Every week new research comes out showing Aussies just how doomed we are when it comes to homeownership.
First home buyers are pretty much stuck in the rental-market forever (unless mum and dad step in), property prices continue to soar resulting in sky high mortgages and doing the rounds more recently, a study by Roy Morgan shows dual income households are up the creek if one person loses their job.
Ok, it sounds all a bit doom and gloom. So let’s focus on the positives:
- If you are one of the 3.2 million mortgage holders on a dual-income chances are – unless you bought in a Queensland mining town – your property has appreciated in value.
- There are heaps of measures you can take on to ensure, even if one of you does wind up unemployed, you’ll steer through that period without the banks knocking on your door. Which brings us to…
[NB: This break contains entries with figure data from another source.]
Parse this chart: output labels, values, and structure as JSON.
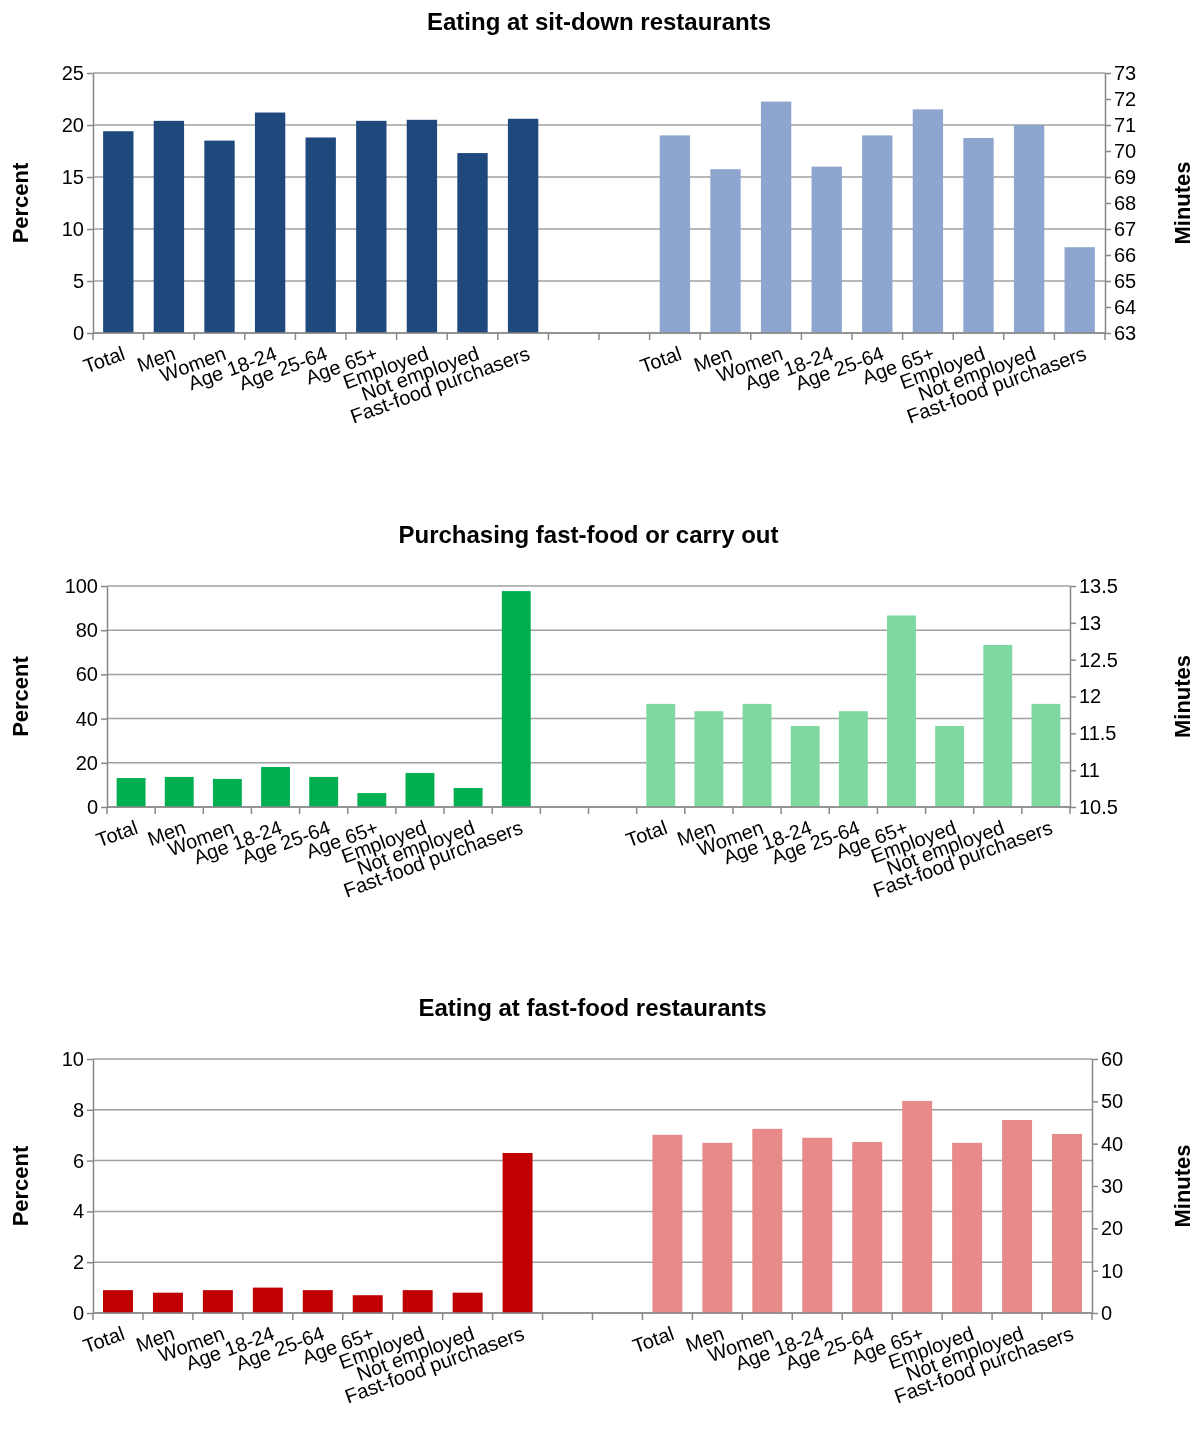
{
  "chart_data": [
    {
      "type": "bar",
      "title": "Eating at sit-down restaurants",
      "ylabel": "Percent",
      "y2label": "Minutes",
      "categories": [
        "Total",
        "Men",
        "Women",
        "Age 18-24",
        "Age 25-64",
        "Age 65+",
        "Employed",
        "Not employed",
        "Fast-food purchasers",
        null,
        null,
        "Total",
        "Men",
        "Women",
        "Age 18-24",
        "Age 25-64",
        "Age 65+",
        "Employed",
        "Not employed",
        "Fast-food purchasers"
      ],
      "series": [
        {
          "color": "#1f497d",
          "values": [
            19.4,
            20.4,
            18.5,
            21.2,
            18.8,
            20.4,
            20.5,
            17.3,
            20.6,
            null,
            null,
            null,
            null,
            null,
            null,
            null,
            null,
            null,
            null,
            null
          ]
        },
        {
          "color": "#8ea6cf",
          "axis": "y2",
          "values": [
            null,
            null,
            null,
            null,
            null,
            null,
            null,
            null,
            null,
            null,
            null,
            70.6,
            69.3,
            71.9,
            69.4,
            70.6,
            71.6,
            70.5,
            71.0,
            66.3
          ]
        }
      ],
      "ylim": [
        0,
        25
      ],
      "yticks": [
        0,
        5,
        10,
        15,
        20,
        25
      ],
      "y2lim": [
        63,
        73
      ],
      "y2ticks": [
        63,
        64,
        65,
        66,
        67,
        68,
        69,
        70,
        71,
        72,
        73
      ],
      "grid": "y"
    },
    {
      "type": "bar",
      "title": "Purchasing fast-food or carry out",
      "ylabel": "Percent",
      "y2label": "Minutes",
      "categories": [
        "Total",
        "Men",
        "Women",
        "Age 18-24",
        "Age 25-64",
        "Age 65+",
        "Employed",
        "Not employed",
        "Fast-food purchasers",
        null,
        null,
        "Total",
        "Men",
        "Women",
        "Age 18-24",
        "Age 25-64",
        "Age 65+",
        "Employed",
        "Not employed",
        "Fast-food purchasers"
      ],
      "series": [
        {
          "color": "#00b050",
          "values": [
            13.1,
            13.6,
            12.7,
            18.1,
            13.6,
            6.3,
            15.4,
            8.6,
            97.7,
            null,
            null,
            null,
            null,
            null,
            null,
            null,
            null,
            null,
            null,
            null
          ]
        },
        {
          "color": "#7fd8a0",
          "axis": "y2",
          "values": [
            null,
            null,
            null,
            null,
            null,
            null,
            null,
            null,
            null,
            null,
            null,
            11.9,
            11.8,
            11.9,
            11.6,
            11.8,
            13.1,
            11.6,
            12.7,
            11.9
          ]
        }
      ],
      "ylim": [
        0,
        100
      ],
      "yticks": [
        0,
        20,
        40,
        60,
        80,
        100
      ],
      "y2lim": [
        10.5,
        13.5
      ],
      "y2ticks": [
        10.5,
        11,
        11.5,
        12,
        12.5,
        13,
        13.5
      ],
      "grid": "y"
    },
    {
      "type": "bar",
      "title": "Eating at fast-food restaurants",
      "ylabel": "Percent",
      "y2label": "Minutes",
      "categories": [
        "Total",
        "Men",
        "Women",
        "Age 18-24",
        "Age 25-64",
        "Age 65+",
        "Employed",
        "Not employed",
        "Fast-food purchasers",
        null,
        null,
        "Total",
        "Men",
        "Women",
        "Age 18-24",
        "Age 25-64",
        "Age 65+",
        "Employed",
        "Not employed",
        "Fast-food purchasers"
      ],
      "series": [
        {
          "color": "#c00000",
          "values": [
            0.9,
            0.8,
            0.9,
            1.0,
            0.9,
            0.7,
            0.9,
            0.8,
            6.3,
            null,
            null,
            null,
            null,
            null,
            null,
            null,
            null,
            null,
            null,
            null
          ]
        },
        {
          "color": "#e88a8a",
          "axis": "y2",
          "values": [
            null,
            null,
            null,
            null,
            null,
            null,
            null,
            null,
            null,
            null,
            null,
            42.1,
            40.2,
            43.5,
            41.4,
            40.4,
            50.1,
            40.2,
            45.6,
            42.3
          ]
        }
      ],
      "ylim": [
        0,
        10
      ],
      "yticks": [
        0,
        2,
        4,
        6,
        8,
        10
      ],
      "y2lim": [
        0,
        60
      ],
      "y2ticks": [
        0,
        10,
        20,
        30,
        40,
        50,
        60
      ],
      "grid": "y"
    }
  ]
}
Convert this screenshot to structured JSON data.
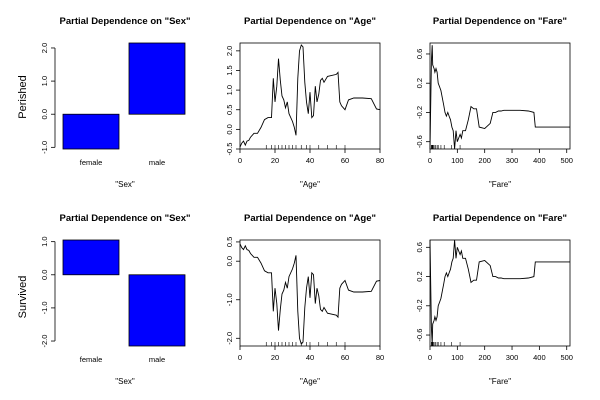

Mozo’s top tips for giving yourself a home loan buffer:
Tip #1 Don’t stretch your budget too far
It may seem an obvious tip but with house prices nearing the million dollar mark in Australia’s major cities, getting a decent size property for you and your family may tempt you to pay a premium. But it’s a wise idea to only borrow what you can afford to repay on one income, as that way you’ll know if one of you does lose your job, you’ll still be able to meet your repayments. Also make sure you budget for any potential rate rises, as you may be able to easily afford your repayments when rates are under 4% but what will happen if they start to climb upwards again over the next few years? Remember the official cash rate was once as a high as 17.50%.
Tip #2 Get ahead on your home loan repayments
Most home loans these days come with the handy feature of an extra repayments facility. So while you’ve got two incomes coming in, set up a budget each month that will see you putting more towards your home loan than your agreed ongoing repayments. That way if you do find yourself in a situation where you’re on one income, you’ll be ahead on what you owe and may be able to take a repayment holiday. And if you so happen to both keep your jobs, then the plus is you’ll pay off your loan earlier than expected.
Tip #3 Take out mortgage protection insurance
Another option is to take out mortgage protection insurance (not to be confused with lenders mortgage insurance which protects the lender), this cover will actually protect you the borrower by paying your home loan repayments up to an agreed amount if one of you loses your job or becomes unwell. This is the type of thing you need to do your research on, to find the best deal, as each insurer has different caps on the length of time they’ll pay your mortgage for. For instance, one policy we looked at would cover your repayment for up to 30 months if you are injured or suffer from illness, but only up to 90 days for involuntary unemployment. Also make sure you check that the policy will cover up to 2 people before you sign on the dotted line. The good news is most of the insurers that do allow for two income cover, will let you tailor the amount of cover for each person.